Through a House Darkly
Atmospheric and moody, Alfred Hitchcock’s Rebecca is a masterpiece of style and substance, an extended meditation on how the dead haunt the living. Photographed in somber shadows, few movies before or since have taken such glorious advantage of black-and-white film.
She (Joan Fontaine) meets the enigmatic and temperamental Maxim DeWinter (Laurence Olivier) in Monte Carlo, and on a whim marries him. We never learn her name: Maxim calls her “dear” or “darling,” and to others she is simply Mrs. DeWinter — or, to distinguish her from Rebecca, her husband’s first wife, the second Mrs. DeWinter. He takes her home to foggy, rainy Cornwall, where he owns Manderley, a rambling country manor house that’s as much as a character in the film as any of its human inhabitants.

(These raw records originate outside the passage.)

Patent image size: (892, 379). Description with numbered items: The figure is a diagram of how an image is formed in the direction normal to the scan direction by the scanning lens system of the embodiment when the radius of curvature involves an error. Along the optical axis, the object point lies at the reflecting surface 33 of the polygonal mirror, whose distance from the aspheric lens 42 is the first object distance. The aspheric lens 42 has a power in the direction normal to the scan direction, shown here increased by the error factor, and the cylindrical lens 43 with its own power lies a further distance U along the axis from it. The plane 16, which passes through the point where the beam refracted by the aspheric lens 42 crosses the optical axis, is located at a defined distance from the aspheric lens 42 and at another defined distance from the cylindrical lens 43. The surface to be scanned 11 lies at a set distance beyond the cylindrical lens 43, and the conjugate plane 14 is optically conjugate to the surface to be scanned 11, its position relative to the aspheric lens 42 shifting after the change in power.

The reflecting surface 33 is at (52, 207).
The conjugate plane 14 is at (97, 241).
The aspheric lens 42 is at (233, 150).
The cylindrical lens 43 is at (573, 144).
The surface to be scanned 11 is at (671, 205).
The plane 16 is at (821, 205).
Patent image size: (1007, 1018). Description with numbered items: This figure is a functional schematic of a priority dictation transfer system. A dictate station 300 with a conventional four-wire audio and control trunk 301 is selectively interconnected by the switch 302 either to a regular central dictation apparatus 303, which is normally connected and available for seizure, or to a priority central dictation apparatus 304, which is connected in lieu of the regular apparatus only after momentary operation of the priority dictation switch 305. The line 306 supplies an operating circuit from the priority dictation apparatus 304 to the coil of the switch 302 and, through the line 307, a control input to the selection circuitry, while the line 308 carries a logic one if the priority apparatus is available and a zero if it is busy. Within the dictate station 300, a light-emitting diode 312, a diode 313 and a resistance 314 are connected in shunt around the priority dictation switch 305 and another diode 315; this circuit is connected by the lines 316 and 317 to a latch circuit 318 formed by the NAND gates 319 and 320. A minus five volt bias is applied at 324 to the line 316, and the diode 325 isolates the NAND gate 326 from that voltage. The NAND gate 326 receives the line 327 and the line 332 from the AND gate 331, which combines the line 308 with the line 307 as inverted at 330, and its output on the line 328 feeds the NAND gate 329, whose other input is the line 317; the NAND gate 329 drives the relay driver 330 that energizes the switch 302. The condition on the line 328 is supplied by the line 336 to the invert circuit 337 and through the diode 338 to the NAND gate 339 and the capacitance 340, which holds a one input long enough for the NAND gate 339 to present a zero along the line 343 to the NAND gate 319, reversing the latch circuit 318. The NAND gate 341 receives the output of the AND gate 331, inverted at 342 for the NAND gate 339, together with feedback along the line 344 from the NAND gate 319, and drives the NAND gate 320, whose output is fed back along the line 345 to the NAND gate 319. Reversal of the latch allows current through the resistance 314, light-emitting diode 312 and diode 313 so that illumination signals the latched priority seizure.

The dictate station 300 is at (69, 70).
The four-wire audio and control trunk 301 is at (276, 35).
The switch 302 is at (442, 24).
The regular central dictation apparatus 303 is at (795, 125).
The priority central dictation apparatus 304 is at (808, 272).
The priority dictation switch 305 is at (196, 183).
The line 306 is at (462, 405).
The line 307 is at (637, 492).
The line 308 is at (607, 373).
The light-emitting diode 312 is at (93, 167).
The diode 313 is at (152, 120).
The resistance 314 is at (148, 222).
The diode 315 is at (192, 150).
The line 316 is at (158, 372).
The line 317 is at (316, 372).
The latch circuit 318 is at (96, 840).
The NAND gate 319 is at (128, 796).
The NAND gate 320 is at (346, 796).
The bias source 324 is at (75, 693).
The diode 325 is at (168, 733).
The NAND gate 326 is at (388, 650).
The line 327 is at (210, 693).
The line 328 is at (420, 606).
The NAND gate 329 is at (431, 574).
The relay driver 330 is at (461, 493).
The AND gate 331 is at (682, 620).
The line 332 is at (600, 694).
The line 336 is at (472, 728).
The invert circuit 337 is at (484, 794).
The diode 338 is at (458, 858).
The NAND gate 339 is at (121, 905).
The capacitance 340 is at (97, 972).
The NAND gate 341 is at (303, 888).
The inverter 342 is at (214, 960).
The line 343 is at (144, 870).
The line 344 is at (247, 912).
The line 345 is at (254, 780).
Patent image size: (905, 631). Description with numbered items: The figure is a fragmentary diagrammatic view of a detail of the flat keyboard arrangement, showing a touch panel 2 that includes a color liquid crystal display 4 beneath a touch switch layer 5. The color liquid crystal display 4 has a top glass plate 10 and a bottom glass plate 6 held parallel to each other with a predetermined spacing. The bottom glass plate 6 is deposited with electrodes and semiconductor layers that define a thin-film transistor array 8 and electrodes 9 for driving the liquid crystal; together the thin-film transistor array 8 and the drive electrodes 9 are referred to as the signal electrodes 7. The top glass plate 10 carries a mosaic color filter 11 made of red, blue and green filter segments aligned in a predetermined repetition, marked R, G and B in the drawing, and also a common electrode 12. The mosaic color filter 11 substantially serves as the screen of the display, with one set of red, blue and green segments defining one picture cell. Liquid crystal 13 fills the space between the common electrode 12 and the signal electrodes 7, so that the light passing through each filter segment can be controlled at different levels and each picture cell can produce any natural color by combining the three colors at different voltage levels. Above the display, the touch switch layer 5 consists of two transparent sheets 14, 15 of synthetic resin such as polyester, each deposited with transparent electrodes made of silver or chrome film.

A meek little mouse, “dull and gauche and inexperienced,” as she terms herself, she is awkward and uncomfortable in the big house with its army of servants. Worse, the ghost of Rebecca is everywhere — not an actual spirit, but reminders of the first Mrs. DeWinter. Her initials are emblazoned on napkins, handkerchiefs, stationery. Her grieving dog Jasper sits outside Rebecca’s bedroom in the mysterious and off-limits west wing. “She knew everyone that mattered, and everyone loved her,” says Mrs. Danvers, the creepy housemaid who came to Manderley when Rebecca was a new bride, who is trying desperately to make the second Mrs. DeWinter feel unwanted. Her husband, whom she barely knows, seems to be withdrawing from her, avoiding her. The new Mrs. DeWinter grows nervous and suspicious: Did he have something to do with his first wife’s untimely death?
In true Hitchcock style (the movie is based on Daphne Du Maurier’s novel, but Hitch knew how to pick ’em), Rebecca twists and twists again, creating a haunting and memorable film.
Oscars Outstanding Production 1940
unforgettable movie moment:
Maxim finally speaks of Rebecca’s life and death to his new wife.